Le programme des connaissances exigées pour l’admission à l’école spéciale est déposé dans chaque sous-préfecture où les candidats pourront en prendre connaissance. » (samedi 12 mai 1832, vue 331)

Politique

« Par Ordonnance du 28 janvier 1832, le Roi a nommé M. Jean-Joseph Febvotte , maire de la ville de Tours, en remplacement de M. Noël Champoiseau, non acceptant. » (jeudi 2 février 1832, vue 71)

Divertissement

« LA TULIPE ET LE RESEDA
Fable
Une tulipe, au milieu d’un parterre
Où brillaient mille fleurs,
Auprès d’un réséda, qui rampait sur la terre,
Avec faste étalait l’éclat de ses couleurs.
« Que tu dois, lui dit-elle, accuser la nature
Qui s’ossupera si peu du soin de ta parure,
Tandis qu’elle fit tant d’efforts
Pour embellir mon sein des plus rares trésors.
_ Me plaindre d’elle !… Oh ! non, répond, d’un air modeste,
Le simple réséda. Tu reçus ses présens,
Mais, crois qu’à mon égard elle n’est point en reste :
Si tu charmes les yeux, je flatte un autre sens. »
Dans le monde, ah !  combien rencontre-t-on des belles
Qui, tirant vanité de leurs seules couleurs,
Méconnaissent souvent les qualités réelles
Qui distinguent  leurs sœurs.
H.-T. POISSON. » (lundi 27 février 1832, vue 146)

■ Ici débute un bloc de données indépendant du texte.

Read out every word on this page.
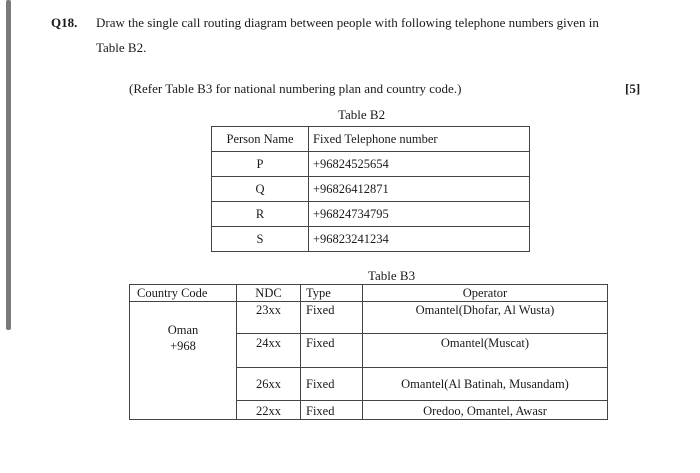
Q18. Draw the single call routing diagram between people with following telephone numbers given in
Table B2.
(Refer Table B3 for national numbering plan and country code.)	[5]
Table B2
Person Name	Fixed Telephone number
P	+96824525654
Q	+96826412871
R	+96824734795
S	+96823241234
Table B3
Country Code	NDC	Type	Operator

Oman
+968	23xx	Fixed	Omantel(Dhofar, Al Wusta)
	24xx	Fixed	Omantel(Muscat)
	26xx	Fixed	Omantel(Al Batinah, Musandam)
	22xx	Fixed	Oredoo, Omantel, Awasr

« GRAND BAL PARE ET MASQUE
M. Brechot ayant pris des arrangements avec M. Colleuille, directeur du 3e arrondissement théâtral, a l’honneur de prévenir que, le dimanche et le mardi gras, il y aura à  la salle de spectacle  grand bal paré et masqué, qui commencera à 10 heures et continuera jusqu’au jour. Il ne négligera rien pour que ces bals ne laissent rien à désirer.
Prix d’entrée : Enceinte, 1 fr. 50 c. ; point-de-vue, 75 c.
On trouvera des billets d’entrée chez madame Lemoine, au café du spectacle. » (jeudi 1er mars 1832, vue 152)

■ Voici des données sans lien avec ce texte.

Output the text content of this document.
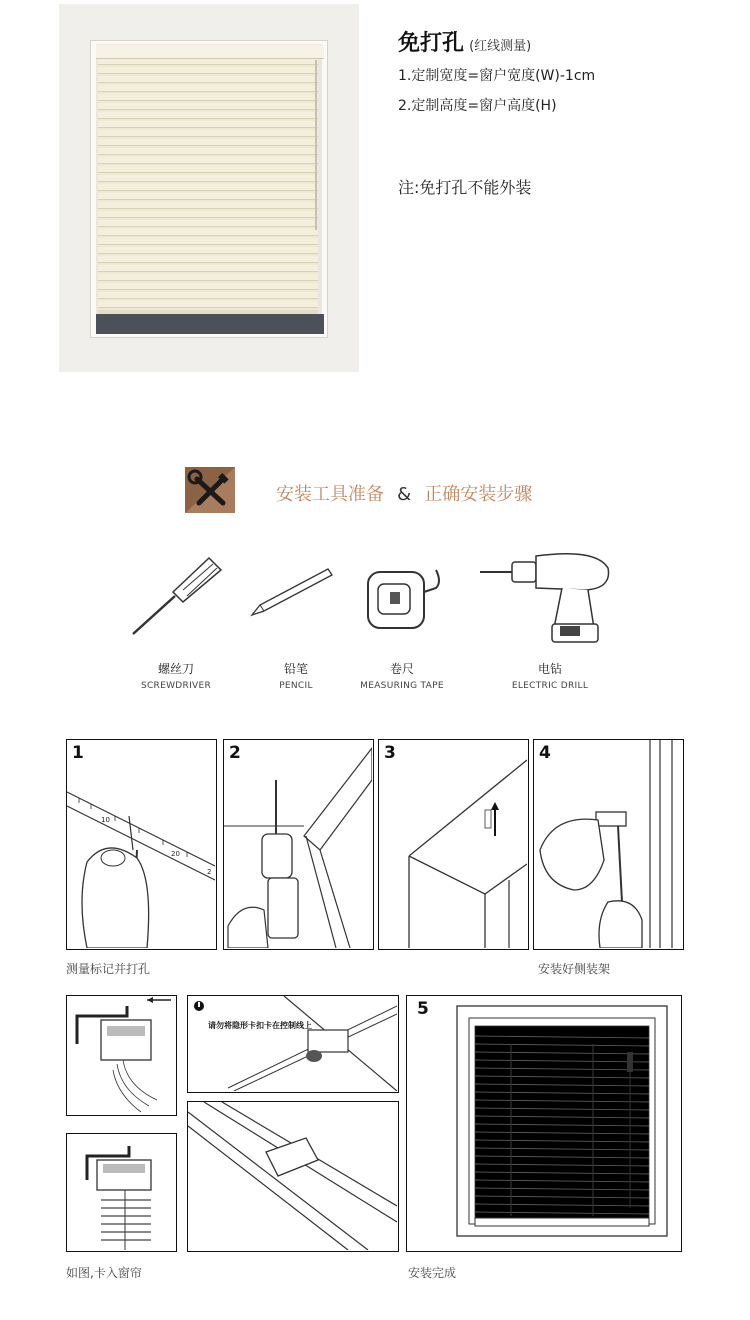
免打孔 (红线测量)
1.定制宽度=窗户宽度(W)-1cm
2.定制高度=窗户高度(H)
注:免打孔不能外装
安装工具准备 & 正确安装步骤
螺丝刀
SCREWDRIVER
铅笔
PENCIL
卷尺
MEASURING TAPE
电钻
ELECTRIC DRILL
1
10
20
2
2	3	4
测量标记并打孔	安装好侧装架
请勿将隐形卡扣卡在控制线上
5
如图,卡入窗帘	安装完成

(1)Le monde a connu en tout sept pandémies de choléra depuis 1817, dont la dernière est toujours active. Venues du sous-continent indien, elles ont frappé la France à quatre reprises au cours du XIXe siècle, en 1832, 1854, 1866 et 1884.

(2) L’Hôtel du Faisan, est totalement détruit lors du bombardement du 19 juin 1940. Ce jour-là, 70 personnes, surtout des femmes, des enfants et des vieillards, ainsi que des  pensionnaires, le personnel et les propriétaires, se réfugient dans les caves de l’établissement. Après trois jours sous l’hôtel en ruines, les pompiers délivrent les prisonniers des décombres. Un peu plus tard, en 1941, le propriétaire, avec humour, installera un établissement de fortune sur l’emplacement du « Faisan d’avant-guerre » , avec un petit potager et un écriteau portant l’inscription « Le retour à la terre » . (source : Jean Chedaille, Mémoire d’une ville – Tours – Les bombardements)

(3) Les cabinets d’aisance à l’anglaise s' »opposent » aux cabinets à la turc.